10. The controlling provision is FLA. STAT. § 627.736(5)(e)(5) which mandates that the original completed disclosure and acknowledgment form be furnished to the insurer pursuant to paragraph (4)(b). The unambiguous language of the statute clearly provides that providing the insurer with the original disclosure and acknowledgment form is mandatory to place the insurer on notice of the claim pursuant to FLA. STAT. § 627.736(4)(b), as a matter of law.
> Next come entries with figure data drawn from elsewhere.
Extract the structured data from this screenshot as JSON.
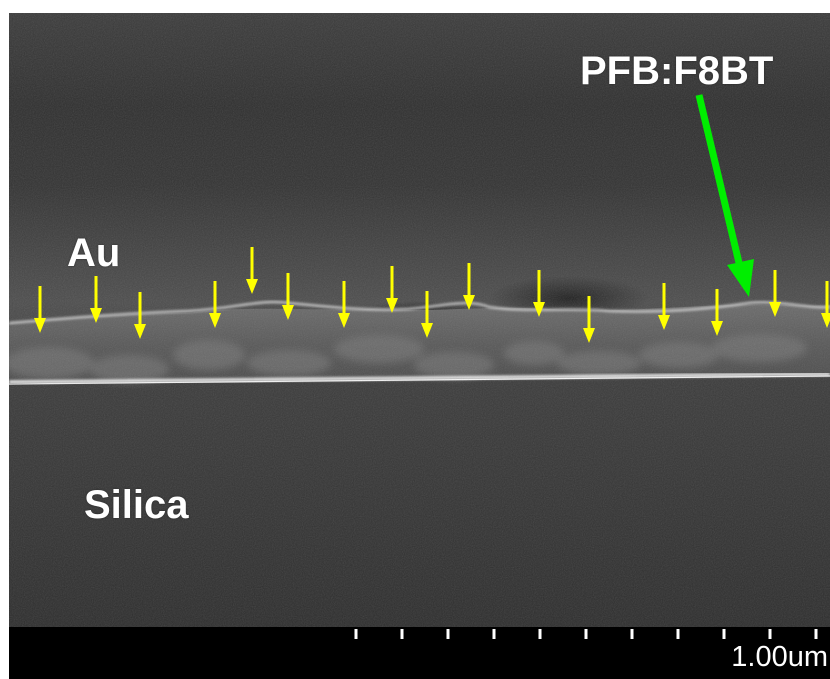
{
  "labels": {
    "au": "Au",
    "silica": "Silica",
    "polymer": "PFB:F8BT"
  },
  "scale_bar": {
    "label": "1.00um"
  },
  "colors": {
    "marker_arrows": "#ffff00",
    "pointer_arrow": "#00ee00",
    "info_bar": "#000000",
    "text": "#ffffff"
  }
}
11. The Plaintiff’s interpretation of the statute would allow medical providers to avoid the requirements of providing the insurer with the original disclosure and acknowledgment form, which would render the provision useless. Courts must assume that statutory provisions are intended to have some useful purpose. Courts are not to presume that a given statute employs “useless language.” Johnson v. Feder, 485 So. 2d 409 (Fla. 1986).

12. The Court acknowledges that it may seem unfair to the Plaintiff that its claim be denied because the medical provider failed to comply with the legislative requirements to make a claim for PIP benefits. However, the procedures and requirements set forth in the PIP statute is a matter of policy exclusively within the province of the Legislature who, as opposed to Courts, are not only equipped to deal with and weigh the relevant policy issues, but also to whom the legislative authority is accorded.

13. The Court finds that there is no prejudice to the Plaintiff, because where the medical provider has not complied with the legal requirements to submit the bill, neither the insurer, nor the insured are responsible for payment. FLA. STAT. § 627.736(5)(b)(1)(b).

14. The original standard disclosure and acknowledgment form was not submitted to Defendant prior to the filing of this suit in violation of FLA. STAT. § 627.736(5)(e)(5). The Defendant was never placed on notice of the claim as a matter of law. FLA. STAT. § 627.736(4)(b). The disclosure and acknowledgment form requirements are mandatory and an integral part of the claim process. The statutory procedures for placing the Defendant on legal notice of the claim were not satisfied, and the claim was not lawfully presented to Defendant. The claim was never overdue, and is a legal nullity. Defendant’s Motion for Summary Disposition is granted as a matter of law.

IT IS HEREBY ADJUDGED that Plaintiff, Jason Martin, take nothing with regards to the claims in this action, and the Court retains jurisdiction for the purpose of determining any motion by Defendant to tax attorney’s fees and costs.